German Chancellor Angela Merkel said on Thursday that Germany would help Bosnia, the last country in the queue of Western Balkan hopefuls to join the EU, to speed up an accession bid long delayed by internal political bickering. "In Bosnia we see problems which have to be overcome," Merkel said in Sarajevo, her last stop on a Balkan tour during which she also visited Albania and Serbia. "The region can function if Bosnia is developing well."
Last year, Germany and Britain launched an initiative to revive Bosnia's bid to join the wealthy bloc by focusing on economic and social reforms rather than on divisive political issues. The European Union has adopted the initiative as its new strategy for Bosnia and ratified in June its first official contract with the impoverished Balkan country, which was tasked to prepare and sign a reform programme.

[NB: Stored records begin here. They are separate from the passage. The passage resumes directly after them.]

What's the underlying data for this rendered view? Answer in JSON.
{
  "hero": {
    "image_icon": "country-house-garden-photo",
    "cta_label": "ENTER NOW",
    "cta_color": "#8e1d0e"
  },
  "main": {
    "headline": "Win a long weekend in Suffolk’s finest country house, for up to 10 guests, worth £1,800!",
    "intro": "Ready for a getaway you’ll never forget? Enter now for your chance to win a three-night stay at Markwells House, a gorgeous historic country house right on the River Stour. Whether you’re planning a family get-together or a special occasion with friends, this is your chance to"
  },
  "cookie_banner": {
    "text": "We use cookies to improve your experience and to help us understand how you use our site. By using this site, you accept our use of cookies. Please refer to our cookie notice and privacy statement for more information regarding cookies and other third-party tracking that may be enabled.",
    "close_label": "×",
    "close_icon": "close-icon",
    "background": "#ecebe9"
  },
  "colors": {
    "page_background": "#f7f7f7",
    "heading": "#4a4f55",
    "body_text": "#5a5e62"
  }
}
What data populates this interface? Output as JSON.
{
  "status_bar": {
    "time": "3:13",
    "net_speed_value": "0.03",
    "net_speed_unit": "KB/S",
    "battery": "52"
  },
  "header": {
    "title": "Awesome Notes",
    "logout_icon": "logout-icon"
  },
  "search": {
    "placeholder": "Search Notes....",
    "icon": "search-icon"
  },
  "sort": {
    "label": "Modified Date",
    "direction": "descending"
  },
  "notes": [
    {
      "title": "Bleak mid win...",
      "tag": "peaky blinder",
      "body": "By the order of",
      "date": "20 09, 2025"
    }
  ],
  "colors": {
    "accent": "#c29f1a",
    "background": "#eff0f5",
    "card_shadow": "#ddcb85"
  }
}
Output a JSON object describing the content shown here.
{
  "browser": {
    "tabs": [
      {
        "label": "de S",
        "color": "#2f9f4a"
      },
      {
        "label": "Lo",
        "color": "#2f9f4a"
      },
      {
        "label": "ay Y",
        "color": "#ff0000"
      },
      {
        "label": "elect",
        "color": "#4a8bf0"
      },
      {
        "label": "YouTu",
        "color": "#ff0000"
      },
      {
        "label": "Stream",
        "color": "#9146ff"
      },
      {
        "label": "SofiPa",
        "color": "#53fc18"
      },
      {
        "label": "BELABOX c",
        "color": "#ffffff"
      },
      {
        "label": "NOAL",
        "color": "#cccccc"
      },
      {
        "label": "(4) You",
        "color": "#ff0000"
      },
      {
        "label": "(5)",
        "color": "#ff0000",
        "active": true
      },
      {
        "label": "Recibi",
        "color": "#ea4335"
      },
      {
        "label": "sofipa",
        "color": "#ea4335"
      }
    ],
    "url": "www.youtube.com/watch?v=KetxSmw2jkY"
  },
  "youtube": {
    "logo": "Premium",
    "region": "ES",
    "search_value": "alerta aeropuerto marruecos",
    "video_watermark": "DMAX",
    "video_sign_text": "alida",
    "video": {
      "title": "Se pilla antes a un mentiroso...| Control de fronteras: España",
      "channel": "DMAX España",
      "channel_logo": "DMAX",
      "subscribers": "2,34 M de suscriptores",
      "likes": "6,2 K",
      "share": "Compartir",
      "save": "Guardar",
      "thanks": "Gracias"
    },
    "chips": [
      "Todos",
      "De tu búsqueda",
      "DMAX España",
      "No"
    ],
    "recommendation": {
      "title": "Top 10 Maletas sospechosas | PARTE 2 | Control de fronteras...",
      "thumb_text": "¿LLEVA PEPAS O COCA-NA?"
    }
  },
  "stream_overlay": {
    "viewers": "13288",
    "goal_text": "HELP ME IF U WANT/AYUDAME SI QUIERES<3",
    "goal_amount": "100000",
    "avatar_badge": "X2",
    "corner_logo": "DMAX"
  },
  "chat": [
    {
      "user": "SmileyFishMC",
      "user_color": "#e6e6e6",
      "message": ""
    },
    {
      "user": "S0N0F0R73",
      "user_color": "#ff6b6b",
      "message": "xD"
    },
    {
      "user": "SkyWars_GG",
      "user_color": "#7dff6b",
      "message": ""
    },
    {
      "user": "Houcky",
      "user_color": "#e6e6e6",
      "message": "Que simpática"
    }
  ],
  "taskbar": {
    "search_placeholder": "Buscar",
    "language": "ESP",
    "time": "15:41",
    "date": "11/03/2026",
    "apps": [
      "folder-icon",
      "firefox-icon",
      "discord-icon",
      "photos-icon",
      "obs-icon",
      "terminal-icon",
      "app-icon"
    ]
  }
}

But rival Bosnian Serb, Croat and Bosniak leaders in Bosnia have failed to agree on details of the programme, fighting instead for their respective party and ethnic interests. Reforms would entail streamlining a bloated government, cutting income taxes and improving the climate for business. Merkel said that reforms would require difficult decisions but that Germany was ready to help Bosnia in reducing its high unemployment rate, which stands at 27.5 percent, by offering jobs in Germany to Bosnians in co-ordination with the government.
The chairman of Bosnia's collective presidency, Mladen Ivanic, said he expected a reform agenda to be agreed in the next several weeks, and that Bosnia could apply for EU membership at the end of 2016 or early in 2017. Bosnia lags behind its neighbours on the long road to joining the 28-nation EU. It has struggled to overcome ethnic divisions that linger 20 years after the end of a 1992-95 war in which some 100,000 people died. Merkel arrived in Sarajevo shortly before the official commemoration of the 20th anniversary of the Srebrenica massacre of around 8,000 Muslims by Bosnian Serb separatist forces.
She met with survivors of the atrocity, seen as Europe's worst since World War Two. "We all need courage to go on and shape the future so that such terrifying events repeat never again," Merkel said. On Wednesday, a British-drafted UN Security Council resolution condemning the massacre as a genocide was vetoed by Russia, an ally of Serbs, which described it as "not constructive, confrontational and politically motivated".